Incentivado por su padre a temprana edad, Alberto Vicente fue coleccionando diferentes objetos: estampillas, etiquetas de cigarrillos, entre otros objetos… Y desde entonces no paró. De chiquito descubrió la fotografía, con una cámara de 35mm que recibió de regalo de sus tías. Adulto ya, en 1979 disparó la primera cámara profesional, de origen ruso, comprada en Chile. Desde entonces, su vitrina sumó máquinas de diversas marcas y formatos, fotómetros, flashes y elementos de laboratorio.

Tal vez esta sea la única colección que Alberto no buscó. Al revés, fueron esas registradoras de memorias las que llegaron hasta él, para guiarlo a ese momento futuro en que verá realidad su intención de divulgar, además de trabajar los fines de semana como fotógrafo social, e incursionar en fotoclubes, compartiendo experiencias con colegas.

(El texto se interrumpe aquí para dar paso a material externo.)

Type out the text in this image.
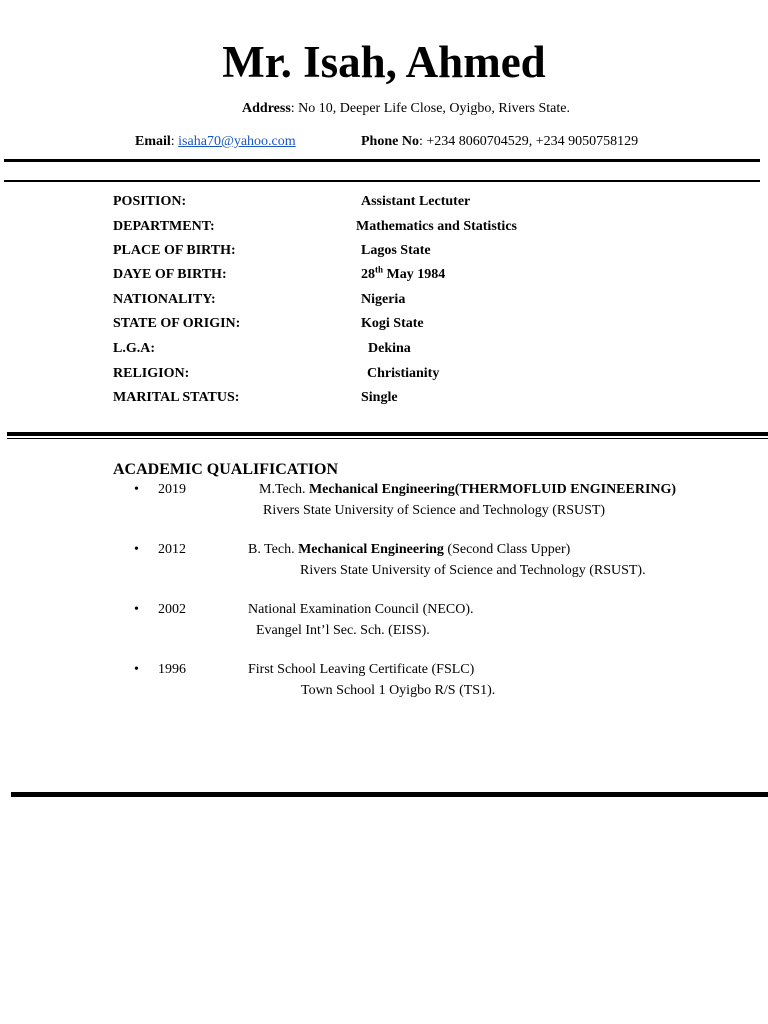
Mr. Isah, Ahmed
Address: No 10, Deeper Life Close, Oyigbo, Rivers State.
Email: isaha70@yahoo.com	Phone No: +234 8060704529, +234 9050758129
POSITION:	Assistant Lectuter
DEPARTMENT:	Mathematics and Statistics
PLACE OF BIRTH:	Lagos State
DAYE OF BIRTH:	28th May 1984
NATIONALITY:	Nigeria
STATE OF ORIGIN:	Kogi State
L.G.A:	Dekina
RELIGION:	Christianity
MARITAL STATUS:	Single
ACADEMIC QUALIFICATION
• 2019	M.Tech. Mechanical Engineering(THERMOFLUID ENGINEERING)
Rivers State University of Science and Technology (RSUST)
• 2012	B. Tech. Mechanical Engineering (Second Class Upper)
Rivers State University of Science and Technology (RSUST).
• 2002	National Examination Council (NECO).
Evangel Int’l Sec. Sch. (EISS).
• 1996	First School Leaving Certificate (FSLC)
Town School 1 Oyigbo R/S (TS1).
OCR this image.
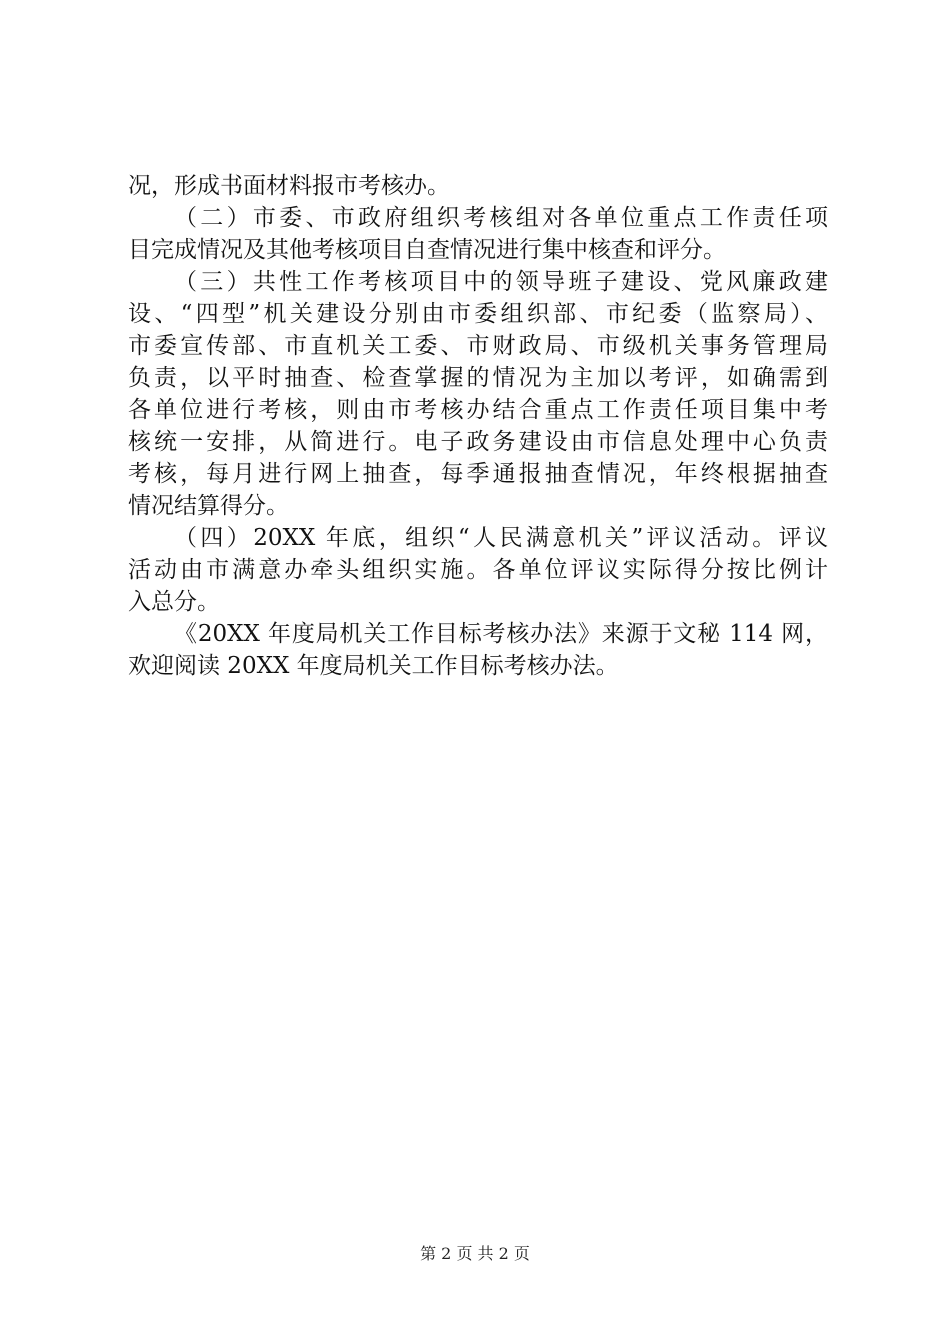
况，形成书面材料报市考核办。
（二）市委、市政府组织考核组对各单位重点工作责任项
目完成情况及其他考核项目自查情况进行集中核查和评分。
（三）共性工作考核项目中的领导班子建设、党风廉政建
设、“四型”机关建设分别由市委组织部、市纪委（监察局）、
市委宣传部、市直机关工委、市财政局、市级机关事务管理局
负责，以平时抽查、检查掌握的情况为主加以考评，如确需到
各单位进行考核，则由市考核办结合重点工作责任项目集中考
核统一安排，从简进行。电子政务建设由市信息处理中心负责
考核，每月进行网上抽查，每季通报抽查情况，年终根据抽查
情况结算得分。
（四）20XX 年底，组织“人民满意机关”评议活动。评议
活动由市满意办牵头组织实施。各单位评议实际得分按比例计
入总分。
《20XX 年度局机关工作目标考核办法》来源于文秘 114 网，
欢迎阅读 20XX 年度局机关工作目标考核办法。
第 2 页 共 2 页
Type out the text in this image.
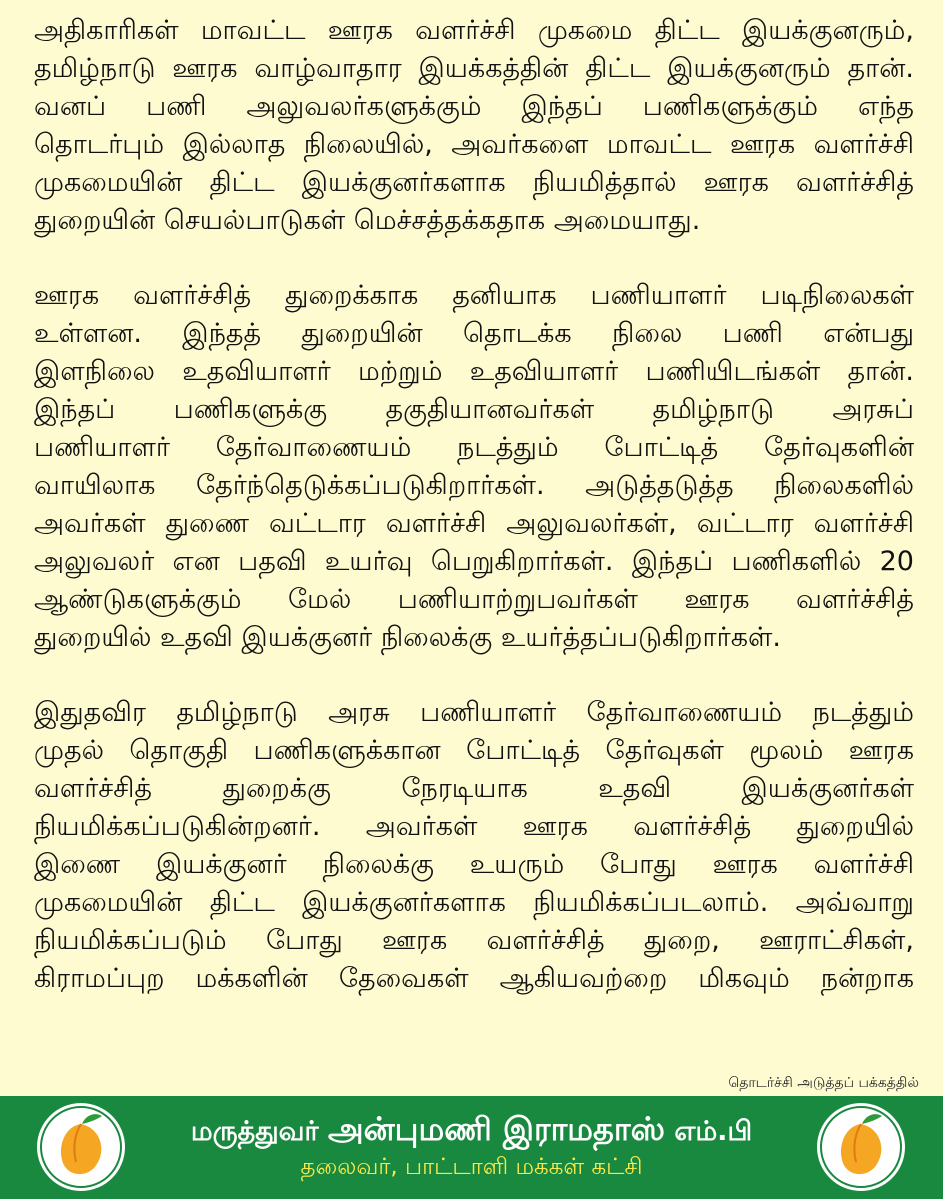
அதிகாரிகள் மாவட்ட ஊரக வளர்ச்சி முகமை திட்ட இயக்குனரும்,
தமிழ்நாடு ஊரக வாழ்வாதார இயக்கத்தின் திட்ட இயக்குனரும் தான்.
வனப் பணி அலுவலர்களுக்கும் இந்தப் பணிகளுக்கும் எந்த
தொடர்பும் இல்லாத நிலையில், அவர்களை மாவட்ட ஊரக வளர்ச்சி
முகமையின் திட்ட இயக்குனர்களாக நியமித்தால் ஊரக வளர்ச்சித்
துறையின் செயல்பாடுகள் மெச்சத்தக்கதாக அமையாது.
ஊரக வளர்ச்சித் துறைக்காக தனியாக பணியாளர் படிநிலைகள்
உள்ளன. இந்தத் துறையின் தொடக்க நிலை பணி என்பது
இளநிலை உதவியாளர் மற்றும் உதவியாளர் பணியிடங்கள் தான்.
இந்தப் பணிகளுக்கு தகுதியானவர்கள் தமிழ்நாடு அரசுப்
பணியாளர் தேர்வாணையம் நடத்தும் போட்டித் தேர்வுகளின்
வாயிலாக தேர்ந்தெடுக்கப்படுகிறார்கள். அடுத்தடுத்த நிலைகளில்
அவர்கள் துணை வட்டார வளர்ச்சி அலுவலர்கள், வட்டார வளர்ச்சி
அலுவலர் என பதவி உயர்வு பெறுகிறார்கள். இந்தப் பணிகளில் 20
ஆண்டுகளுக்கும் மேல் பணியாற்றுபவர்கள் ஊரக வளர்ச்சித்
துறையில் உதவி இயக்குனர் நிலைக்கு உயர்த்தப்படுகிறார்கள்.
இதுதவிர தமிழ்நாடு அரசு பணியாளர் தேர்வாணையம் நடத்தும்
முதல் தொகுதி பணிகளுக்கான போட்டித் தேர்வுகள் மூலம் ஊரக
வளர்ச்சித் துறைக்கு நேரடியாக உதவி இயக்குனர்கள்
நியமிக்கப்படுகின்றனர். அவர்கள் ஊரக வளர்ச்சித் துறையில்
இணை இயக்குனர் நிலைக்கு உயரும் போது ஊரக வளர்ச்சி
முகமையின் திட்ட இயக்குனர்களாக நியமிக்கப்படலாம். அவ்வாறு
நியமிக்கப்படும் போது ஊரக வளர்ச்சித் துறை, ஊராட்சிகள்,
கிராமப்புற மக்களின் தேவைகள் ஆகியவற்றை மிகவும் நன்றாக
தொடர்ச்சி அடுத்தப் பக்கத்தில்
மருத்துவர் அன்புமணி இராமதாஸ் எம்.பி
தலைவர், பாட்டாளி மக்கள் கட்சி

De entrada, un número resulta atractivo para cualquier curioso: más de cuatrocientas cámaras analógicas de 35 mm, medio formato, de estudio con fuelle. Más una antigua minutera que en sus mejores años retrató a cientos de mendocinos en Plaza Independencia, forman la colección también llamada sueño cercano que, aunque no tiene fecha de apertura, ya ilumina los ojos de Alberto, los que se estiran en una mirada que busca alguna anécdota que contar, mientras las horas de la tarde pasan y ya es tiempo de volver a las cosas cotidianas.

Un sueño va tomando forma lentamente. Un sueño de alguien que se acerca al deseo de los demás.